# Who's got the Oldest Troy-Bilt Tiller??



## Bob Driver (Nov 1, 2017)

By far the most common garden tiller out there is the Troy-Bilt line... Horse, Pony, and Junior. I've posted most of the service manuals I have on Troy-Bilt tillers and judging by the # of downloads, they're are a lot of our members out there with these iconic old beast. It's amazing how many of these tillers are still out there working and how many have been passed down through families. I just posted to the manuals section an interesting file I found this morning that contains a list of production serial #'s (by month/year) for the older lines of Troy-Bilt tillers

TROY-BILT TILLER SERIAL #'S AND SHORT HISTORY.

I've only seen one of the 2,700 "Trojan Horse" tillers made from 1962-1965. With that thought, it would be interesting to see what member might have the oldest of the various Troy-Bilt tiller models based on serial #. Who's got the oldest model based on serial #, does it still operate, and does it still have the OEM engine? Post a picture to keep this from becoming a big fish "liars contest"....

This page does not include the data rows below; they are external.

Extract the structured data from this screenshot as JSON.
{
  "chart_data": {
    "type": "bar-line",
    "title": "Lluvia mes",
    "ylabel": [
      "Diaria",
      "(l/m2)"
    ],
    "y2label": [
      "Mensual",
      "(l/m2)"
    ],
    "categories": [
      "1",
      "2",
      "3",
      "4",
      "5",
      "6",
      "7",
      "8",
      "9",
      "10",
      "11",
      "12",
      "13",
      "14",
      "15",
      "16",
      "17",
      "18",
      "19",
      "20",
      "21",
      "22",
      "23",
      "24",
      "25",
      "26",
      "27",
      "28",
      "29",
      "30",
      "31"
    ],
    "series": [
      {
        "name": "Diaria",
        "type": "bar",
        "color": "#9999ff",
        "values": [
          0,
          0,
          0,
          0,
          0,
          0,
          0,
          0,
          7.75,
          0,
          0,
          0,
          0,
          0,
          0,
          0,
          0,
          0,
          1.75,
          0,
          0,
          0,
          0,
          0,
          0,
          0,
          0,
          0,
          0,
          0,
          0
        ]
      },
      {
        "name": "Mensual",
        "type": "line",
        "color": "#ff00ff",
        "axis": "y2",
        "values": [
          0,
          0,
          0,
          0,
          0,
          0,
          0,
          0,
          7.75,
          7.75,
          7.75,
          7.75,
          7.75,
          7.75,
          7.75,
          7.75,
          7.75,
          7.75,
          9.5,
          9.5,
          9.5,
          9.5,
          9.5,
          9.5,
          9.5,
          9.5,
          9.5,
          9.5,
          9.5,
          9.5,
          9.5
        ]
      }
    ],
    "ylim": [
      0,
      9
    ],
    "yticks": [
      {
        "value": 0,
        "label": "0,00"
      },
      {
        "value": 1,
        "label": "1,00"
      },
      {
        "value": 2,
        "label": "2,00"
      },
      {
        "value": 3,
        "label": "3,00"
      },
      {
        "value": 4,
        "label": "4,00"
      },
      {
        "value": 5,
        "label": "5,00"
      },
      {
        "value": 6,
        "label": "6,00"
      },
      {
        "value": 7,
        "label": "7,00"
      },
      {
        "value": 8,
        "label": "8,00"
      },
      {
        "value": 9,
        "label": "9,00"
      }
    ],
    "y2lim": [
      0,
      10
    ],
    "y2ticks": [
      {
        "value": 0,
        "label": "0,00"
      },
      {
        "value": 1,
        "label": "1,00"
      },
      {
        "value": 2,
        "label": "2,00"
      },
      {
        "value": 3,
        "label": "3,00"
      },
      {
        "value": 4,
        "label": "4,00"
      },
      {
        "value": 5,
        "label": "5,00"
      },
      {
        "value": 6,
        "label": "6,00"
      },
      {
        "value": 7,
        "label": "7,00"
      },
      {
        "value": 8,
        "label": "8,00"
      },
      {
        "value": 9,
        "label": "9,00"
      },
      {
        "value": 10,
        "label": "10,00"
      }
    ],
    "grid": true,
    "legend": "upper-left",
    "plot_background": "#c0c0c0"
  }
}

Trojan Horse..... Apr-62 to Apr-67 2,700 built
Horse I... Apr-67 to Feb-78 311,000 built
Horse II... Feb-78 to Sep-82 328,000 built
Horse III... Sep-82 to Jun-87 217,000 built
Pony... Jul-76 to Jul 83 129,000 built
Junior.... Jun-81 to Jul 83 25,000 built

I just took a restored Junior to my son's in-laws in NC with Serial #M1456, but sadly I had to put a HF 6.5 Predator on it, so it doesn't have reverse.....


----------